Religião, bullying e intolerância - 02
O episódio da menina agredida por colegas por ser adepta do candomblé expõe outro problema além do da intolerância religiosa: o bullying escolar. Por muito tempo, ele foi considerado "coisa normal de jovens" e às vítimas deste tipo de agressão só restava aguentar as perseguições dos colegas e a omissão dos profissionais da educação. Embora o bullying exista há longos tempos, apenas recentemente ele começou a chamar a atenção dos estudiosos e educadores, que passaram a admitir que não é um fenômeno comum das escolas, mas um grave desrespeito à dignidade do aluno como ser humano. Muitos adultos que foram vítimas dele desenvolveram profundos problemas de relacionamento social e falta de autoestima pois, numa idade tão vulnerável, não é nem um pouco fácil ser aquele que todos perseguem, de quem a turma inteira ri ou que até mesmo sofre agressão física.
Falar do bullying não é agradável porque ele expõe algo que ninguém gosta de admitir: a crueldade infantil. Apesar de se gostar de idealizar as crianças como anjos, elas podem ser capazes de grandes maldades, principalmente contra os colegas alvo da discriminação, botando-lhes apelidos ridículos, zombando, batendo ou perseguindo.
Por longos anos, as vítimas de bullying, além de enfrentar a crueldade dos colegas, também tiveram de lidar com a indiferença dos que, apesar de não as perseguirem, nada faziam para defendê-las e o máximo de apoio que ouviam era: "Você tem que se defender." Falar é realmente fácil, mas os que praticam bullying só o fazem em grupo e escolhem sempre os mais tímidos e frágeis para maltratar. Culpar a vítima chamando-a de fraca era uma desculpa comum que ajudava a prejudicar o amor-próprio das vítimas, dando-as a entender que mexiam com ela por ser fraca, como se o defeito fosse o dela, não deles.
Falar sobre o bullying nos obriga a admitir que o comportamento das crianças reflete uma sociedade cheia de valores errados. Quem são as vítimas preferenciais dos que fazem bullying? Os gordos, negros, baixos, altos demais, tímidos ou que tiram as notas mais altas. As pessoas são naturalmente preconceituosas e tendem a estigmatizar aqueles considerados "diferentes", que não correspondem aos padrões valorizados pela sociedade. No caso das crianças, o preconceito é mais explícito e revela que o mundo social é cruel, preconceituoso e segregador. Além disso, as crianças vêm de diversas famílias e já vão às escolas imbuídas de determinados valores.

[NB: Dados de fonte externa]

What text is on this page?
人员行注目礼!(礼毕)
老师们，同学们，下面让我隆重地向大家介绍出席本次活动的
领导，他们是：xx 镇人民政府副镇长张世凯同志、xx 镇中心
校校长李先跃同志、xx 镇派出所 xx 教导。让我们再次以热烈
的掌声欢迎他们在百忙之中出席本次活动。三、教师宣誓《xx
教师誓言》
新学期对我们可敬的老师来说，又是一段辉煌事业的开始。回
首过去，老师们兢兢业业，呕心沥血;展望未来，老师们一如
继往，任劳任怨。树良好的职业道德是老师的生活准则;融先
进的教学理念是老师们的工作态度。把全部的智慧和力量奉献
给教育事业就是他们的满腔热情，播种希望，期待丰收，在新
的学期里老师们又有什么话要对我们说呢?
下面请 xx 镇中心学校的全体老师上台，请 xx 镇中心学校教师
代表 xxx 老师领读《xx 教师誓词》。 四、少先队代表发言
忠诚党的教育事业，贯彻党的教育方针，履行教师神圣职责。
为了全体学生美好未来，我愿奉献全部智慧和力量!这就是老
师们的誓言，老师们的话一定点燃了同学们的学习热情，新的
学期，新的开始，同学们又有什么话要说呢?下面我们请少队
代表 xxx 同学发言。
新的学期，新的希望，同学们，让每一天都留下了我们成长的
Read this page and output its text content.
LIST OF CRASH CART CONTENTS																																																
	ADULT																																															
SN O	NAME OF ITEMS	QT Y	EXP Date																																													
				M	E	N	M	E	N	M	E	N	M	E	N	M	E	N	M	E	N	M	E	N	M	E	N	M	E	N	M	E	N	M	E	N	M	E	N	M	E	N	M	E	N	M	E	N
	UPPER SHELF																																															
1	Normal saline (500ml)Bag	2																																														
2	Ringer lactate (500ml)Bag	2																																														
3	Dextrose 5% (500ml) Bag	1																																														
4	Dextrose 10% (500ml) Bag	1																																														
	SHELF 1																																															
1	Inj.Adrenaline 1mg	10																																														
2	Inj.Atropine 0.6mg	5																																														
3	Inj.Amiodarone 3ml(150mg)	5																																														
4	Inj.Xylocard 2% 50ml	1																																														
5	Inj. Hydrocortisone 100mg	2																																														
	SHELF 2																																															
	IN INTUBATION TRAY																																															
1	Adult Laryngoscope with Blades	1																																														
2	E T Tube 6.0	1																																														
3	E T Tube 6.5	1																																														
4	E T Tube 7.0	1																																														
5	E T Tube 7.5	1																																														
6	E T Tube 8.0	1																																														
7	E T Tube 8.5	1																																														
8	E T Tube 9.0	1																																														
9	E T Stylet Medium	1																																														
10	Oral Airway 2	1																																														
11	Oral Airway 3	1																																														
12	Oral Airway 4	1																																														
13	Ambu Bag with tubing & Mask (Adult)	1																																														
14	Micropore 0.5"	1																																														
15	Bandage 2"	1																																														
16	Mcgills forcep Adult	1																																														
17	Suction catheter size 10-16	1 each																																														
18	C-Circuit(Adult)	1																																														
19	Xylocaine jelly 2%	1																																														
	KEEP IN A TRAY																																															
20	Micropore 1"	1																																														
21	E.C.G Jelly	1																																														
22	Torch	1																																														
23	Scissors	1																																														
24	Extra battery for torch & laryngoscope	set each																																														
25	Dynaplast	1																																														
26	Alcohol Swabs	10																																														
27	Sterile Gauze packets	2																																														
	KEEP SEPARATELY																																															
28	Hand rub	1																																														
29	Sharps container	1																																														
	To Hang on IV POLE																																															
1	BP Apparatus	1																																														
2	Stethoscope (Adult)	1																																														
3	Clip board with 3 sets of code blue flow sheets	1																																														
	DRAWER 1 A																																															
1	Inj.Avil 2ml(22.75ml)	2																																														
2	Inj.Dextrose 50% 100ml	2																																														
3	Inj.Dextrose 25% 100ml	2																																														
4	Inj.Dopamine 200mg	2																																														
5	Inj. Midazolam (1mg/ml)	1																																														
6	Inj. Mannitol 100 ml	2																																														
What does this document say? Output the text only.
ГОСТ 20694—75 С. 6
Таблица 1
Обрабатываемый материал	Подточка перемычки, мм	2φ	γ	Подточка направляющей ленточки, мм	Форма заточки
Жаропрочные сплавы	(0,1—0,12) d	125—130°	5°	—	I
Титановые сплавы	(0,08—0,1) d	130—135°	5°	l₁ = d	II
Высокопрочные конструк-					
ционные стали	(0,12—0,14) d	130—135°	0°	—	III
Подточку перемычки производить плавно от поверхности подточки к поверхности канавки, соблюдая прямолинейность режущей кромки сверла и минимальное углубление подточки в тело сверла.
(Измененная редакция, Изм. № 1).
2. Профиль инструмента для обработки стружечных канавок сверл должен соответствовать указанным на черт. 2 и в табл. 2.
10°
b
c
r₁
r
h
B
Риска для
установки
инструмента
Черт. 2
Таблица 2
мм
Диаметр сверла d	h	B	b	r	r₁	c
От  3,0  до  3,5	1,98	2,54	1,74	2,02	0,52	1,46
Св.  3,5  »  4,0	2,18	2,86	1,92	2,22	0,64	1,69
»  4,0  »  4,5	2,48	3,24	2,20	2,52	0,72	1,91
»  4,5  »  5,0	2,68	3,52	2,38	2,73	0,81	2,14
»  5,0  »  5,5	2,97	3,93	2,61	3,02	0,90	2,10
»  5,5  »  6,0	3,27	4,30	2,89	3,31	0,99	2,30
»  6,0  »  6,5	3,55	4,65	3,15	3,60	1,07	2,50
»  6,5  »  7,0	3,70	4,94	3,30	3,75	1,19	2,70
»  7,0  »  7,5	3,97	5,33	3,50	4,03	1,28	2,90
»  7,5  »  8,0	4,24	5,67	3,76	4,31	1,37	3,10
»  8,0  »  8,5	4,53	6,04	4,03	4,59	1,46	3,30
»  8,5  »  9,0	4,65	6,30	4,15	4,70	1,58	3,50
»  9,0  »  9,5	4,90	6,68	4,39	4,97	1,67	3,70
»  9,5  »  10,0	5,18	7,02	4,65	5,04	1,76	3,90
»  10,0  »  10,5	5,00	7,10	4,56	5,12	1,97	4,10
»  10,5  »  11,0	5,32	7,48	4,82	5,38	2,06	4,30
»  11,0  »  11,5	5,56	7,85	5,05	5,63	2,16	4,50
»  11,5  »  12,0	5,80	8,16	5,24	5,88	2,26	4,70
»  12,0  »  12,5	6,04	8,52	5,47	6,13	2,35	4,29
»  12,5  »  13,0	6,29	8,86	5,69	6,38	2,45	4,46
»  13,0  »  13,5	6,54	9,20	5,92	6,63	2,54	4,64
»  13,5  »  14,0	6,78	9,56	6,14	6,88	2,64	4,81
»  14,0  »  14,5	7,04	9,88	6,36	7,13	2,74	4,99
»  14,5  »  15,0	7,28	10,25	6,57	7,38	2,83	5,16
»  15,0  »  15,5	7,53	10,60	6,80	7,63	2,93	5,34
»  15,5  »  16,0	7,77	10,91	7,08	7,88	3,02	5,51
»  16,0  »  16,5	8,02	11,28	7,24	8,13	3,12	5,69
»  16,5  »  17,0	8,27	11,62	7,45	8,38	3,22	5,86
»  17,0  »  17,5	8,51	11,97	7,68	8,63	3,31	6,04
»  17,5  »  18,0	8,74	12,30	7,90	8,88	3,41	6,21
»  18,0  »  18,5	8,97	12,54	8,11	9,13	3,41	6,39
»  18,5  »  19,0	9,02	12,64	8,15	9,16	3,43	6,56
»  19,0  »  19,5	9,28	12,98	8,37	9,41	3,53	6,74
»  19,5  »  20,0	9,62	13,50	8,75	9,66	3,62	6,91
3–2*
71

Se uma criança é filha de pais racistas, ela não vai gostar do colega negro; uma criança cujos pais acham que o rico tem que ser melhor tratado do que quem é pobre não respeitará os de origem humilde.
Isso nos mostra que a educação tem que envolver o desenvolvimento do ser humano como um todo e, se uma criança tem preconceitos e se acha melhor do que outras a ponto de se achar no direito de discriminá-las, intimidá-las e maltratá-las impiedosamente, algo está errado na sua educação, porque é evidente que ela não tem noção de respeito ao ser humano e se julga além de qualquer punição.
As escolas ainda sentem dificuldades para lidar com o problema e algumas adotam cartilhas e políticas anti-bullying, nas quais se diz que todos têm sentimentos e devem ser respeitados. Apesar da ideia ser boa, ela esbarra em alguns problemas. Será suficiente que os professores e diretores ensinem em sala de aula que não se deve discriminar os colegas se, em casa, a criança aprende que umas pessoas são melhores do que as outras e, portanto, têm mais direitos? De que adiantará o professor dizer que o negro não tem menos valor que o branco se uma criança for filha de pais racistas? Como convencer alguém filho de pais homofóbicos a não perseguir um colega homossexual? Será suficiente explicar que não se deve botar apelido no aluno acima do peso em uma sociedade que supervaloriza a magreza e persegue os gordos?
A questão do bullying expõe uma outra deficiência das escolas: a falta de segurança. É necessária mais vigilância nas escolas para que se percebam situações de bullying e que o colega agressor seja repreendido para entender que o que está fazendo é errado e o seu colega tem direito natural a ser respeitado. Nenhuma criança deve se sentir além do bem e do mal para praticar o bullying à vontade, certa de que não sofrerá punição. Infelizmente, nem toda criança aceita que deve respeitar os outros e, já que há a possibilidade de que ela não tenha mesmo respeito ao ser humano nem freios morais, é bom que ela saiba que há uma chance real de punição para não se sentir encorajada a desrespeitar ninguém.